Furthermore, the burner platform is slowly moved sideways, so that a complete surface of the BPPs gets coated. At Ionbond a small-scale production unit has been constructed, which is presently running for pre-production series and has a capacity of 20 000 m2/y.

DOT production unit

The shape of the splashes of Au or Pt depends on the process conditions. Ionbond has run an extensive test program to define a safe operating window. A typical example of a surface of stainless steel, first PVD coated with a thin Ti layer and then coated with Au DOTs, is shown.

Au DOTs on Ti coated stainless steel

The effective surface coverage of the DOTs can be steered by the process conditions of the flame spray process. The effective surface coverage is driving the ICR values of the BPP. A higher coverage results in lower ICR values.
The corrosion protection is set by the TiO2 layer as formed by a thermal heat treatment process after the spraying of the droplets. To test the influence of the thickness of the Ti layer on corrosion and ICR of stainless steel BPPs, three different thicknesses of PVD Ti were tested: 50 nm, 100 nm, 200 nm. Ti was oxidized after the Au DOTs were deposited. ZBT measured ICR values before and after 24 h static polarization. The results are shown in the upper figure on the right. There is only a small shift in the ICR, but there is not a significant influence of the Ti thickness on ICR before and after polarization.
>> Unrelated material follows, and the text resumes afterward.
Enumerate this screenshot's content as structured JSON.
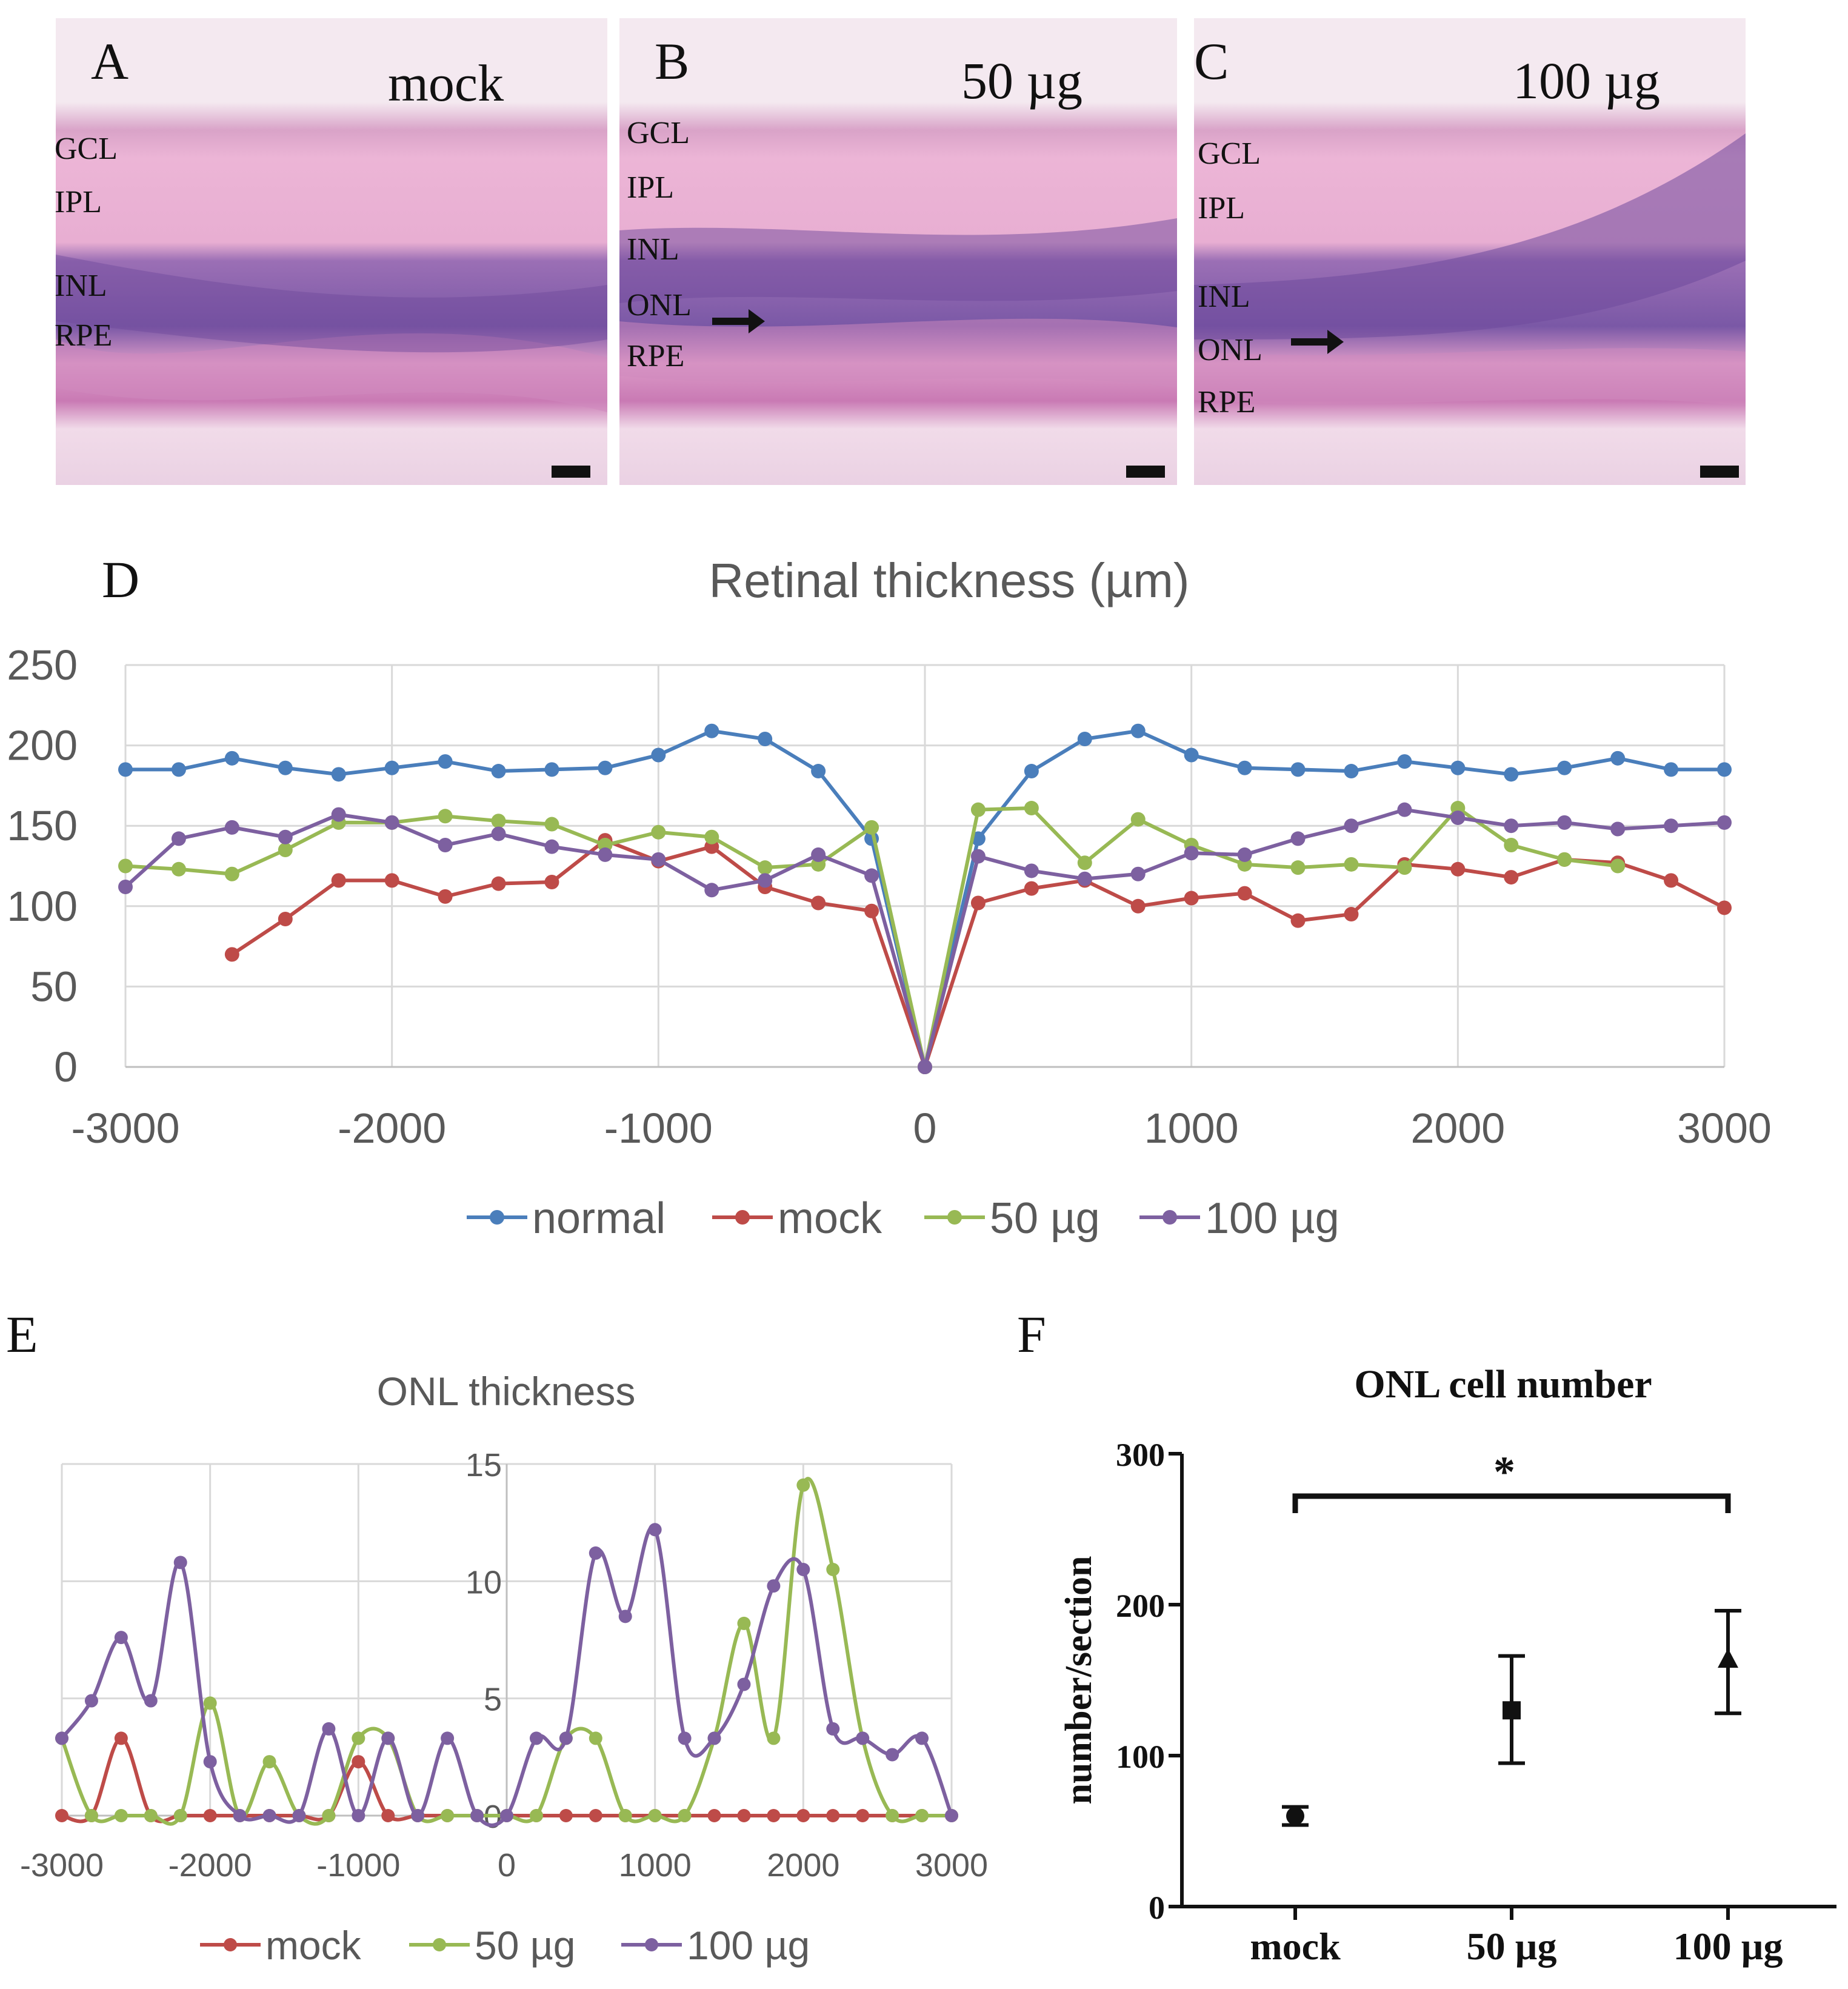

The risk for hydrogen embrittlement is also considerably reduced by the TiO2 barrier coating.

For Ti BPPs, frequently used in electrolyzers, Pt DOTs have been sprayed and the ICR has been measured for various surface coverage percentages.

The lower figure on the right shows that ICR below 10 mΩ∙cm2 is reached already at a surface coverage of 2%.

Future outlook

It has been demonstrated that stainless steel BPPs can be coated in mass volume economically and with high quality using a stack of a base layer of metal and a thin coating of carbon on top for both passenger as well as commercial vehicle applications. Hauzer has designed coating equipment for mass volume production with yearly volumes of over 10 million parts.

For applications where expected lifetimes are higher an alternative has been designed based on highly conductive paths of Au and/or Pt droplets, with a layer of TiO2 in between the highly conductive droplets. TiO2 prevents further corrosion and also reduces hydrogen embrittlement of Ti BPPs. Further enhancements can be expected by further optimization of the precious metal usage through optimization of the spray conditions, splash shapes, and BPP surface preparations. A new vertically based machine concept is in the engineering stage for further throughput increase as well as more ergonomic running and maintenance by Ionbond employees.

By improving the performance and the productivity of FC’s and electrolyzers, through coating technologies, IHI contributes to global decarbonization.